1. On pages 1 and 246 Messrs. Ross and van den Haag merely state that a unified social science does not at present exist.

2. Of course Messrs. Ross and van den Haag do not invoke theology to decide the numerous and varied disputes between Freudians and neo-Freudians, nor did I accuse them of doing so. But when they are less than fair to neo-Freudian views while giving the benefit of every doubt to Freudian conceptions, the passage in which they associate the former with Pelagius and the latter with St. Augustine strikes one as an effort to preempt for psychoanalytic orthodoxy the prestige attached to Christian orthodoxy in many contemporary intellectual circles.

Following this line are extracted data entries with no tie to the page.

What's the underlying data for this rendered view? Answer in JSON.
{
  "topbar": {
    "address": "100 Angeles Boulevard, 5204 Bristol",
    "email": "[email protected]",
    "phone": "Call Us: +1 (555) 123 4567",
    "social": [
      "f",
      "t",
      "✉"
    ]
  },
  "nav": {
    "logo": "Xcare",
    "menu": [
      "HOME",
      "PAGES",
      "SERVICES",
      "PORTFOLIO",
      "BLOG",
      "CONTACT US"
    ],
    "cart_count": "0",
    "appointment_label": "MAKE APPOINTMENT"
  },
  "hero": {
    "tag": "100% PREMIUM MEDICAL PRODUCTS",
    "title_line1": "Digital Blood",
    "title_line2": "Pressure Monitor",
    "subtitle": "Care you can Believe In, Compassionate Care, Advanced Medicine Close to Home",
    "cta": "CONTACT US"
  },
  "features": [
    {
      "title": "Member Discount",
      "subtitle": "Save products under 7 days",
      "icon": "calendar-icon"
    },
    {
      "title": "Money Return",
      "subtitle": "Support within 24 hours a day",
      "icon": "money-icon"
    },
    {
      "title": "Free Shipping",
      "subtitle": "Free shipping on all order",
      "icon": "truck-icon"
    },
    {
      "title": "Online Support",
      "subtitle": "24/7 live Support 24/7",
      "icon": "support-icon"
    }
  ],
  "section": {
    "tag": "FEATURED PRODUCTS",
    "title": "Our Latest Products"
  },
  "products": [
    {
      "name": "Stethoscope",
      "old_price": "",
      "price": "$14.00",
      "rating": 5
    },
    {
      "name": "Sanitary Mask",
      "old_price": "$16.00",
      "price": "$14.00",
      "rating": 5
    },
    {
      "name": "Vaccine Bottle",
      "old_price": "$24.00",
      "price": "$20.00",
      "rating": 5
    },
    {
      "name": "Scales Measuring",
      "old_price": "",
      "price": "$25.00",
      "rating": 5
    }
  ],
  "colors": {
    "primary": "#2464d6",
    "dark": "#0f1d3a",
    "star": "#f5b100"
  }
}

I cannot agree with their claim that they confine themselves to a straightforward exposition of Freudian and neo-Freudian theories “stressing the inconclusiveness of the evidence.” One example: on pages 30-31 they summarize Freud’s well-known view of the Oedipus complex as the source of culture and, much more briefly, the objections to it raised by “some cultural anthropologists.” Virtually all cultural anthropologists, however, and many psychoanalysts as well reject the thesis of Totem and Taboo. Freud’s theory of culture, Messrs. Ross and van den Haag conclude, is a “bold speculation” of great “explanatory value” although the evidence for it “is not likely ever to stand up in criminal courts.” The authors next review in three sentences the criticism of Freud’s views by Malinowski, which, unlike Totem and Taboo, was based on close empirical observation of a non-Western culture. Several alternative explanations of Malinowski’s findings which are more consistent with Freud’s thesis are then suggested and Malinowski’s understanding of psychoanalysis is questioned. The authors conclude that “the anthropological evidence can hardly be said to have disproved Freud’s views.” Whether they again mean disproved by the somewhat artificial standards of criminal courts is not specified.

3. I still doubt that Professor Machlup’s article, reprinted from a U. S. Chamber of Commerce pamphlet, adequately represents the views of economists. Messrs. Ross and van den Haag themselves concede this on page 511 of their book.

4. I did not argue that social democracy was the “logical” outcome of Marxism. I doubt that it is ever legitimate to regard large-scale historical processes as “logical developments” of ideas. And neither in their book nor in their letter do Messrs. Ross and van den Haag clearly discriminate between Marx’s ideas and the Kremlin’s debased versions of them. Surely this century has taught us that any system of ideas, except perhaps other-worldly religions, is capable of being corrupted to serve as the ideology of a totalitarian movement.

I certainly do not think that Americans can afford to be ignorant of Soviet ideology. Messrs. Ross and van den Haag, however, go out of their way to inject sideswipes at “Marxism” into their text and such a procedure hardly seems justified, even as an intellectual hygiene, by the present state of American opinion. Nor do I find anything specifically Marxist about the slogan “poverty breeds Communism.” One could, I suppose, call it a “vulgar-Marxist” notion, but it finds little support in Marx’s writings and is used by many people who, knowingly or unknowingly, have not been exposed to Marxist thinking. Crude forms of economic determinism which attribute all social evils to poverty abound in modern thought and popular belief, some of them antedating Marxism and others uninfluenced by it.

Since this is the second time in recent months that I have been moved to censure sweeping and indiscriminate condemnations of Marxism, let me hereby swear on the collected works of Max Weber that I am not now and never have been, either politically or intellectually, a Marxist. But like Weber, Joseph Schumpeter, Hannah Arendt, and other critics of Marxism who have influenced my thinking, I have never doubted that Marx was a great and important thinker to whom we all owe intellectual debts.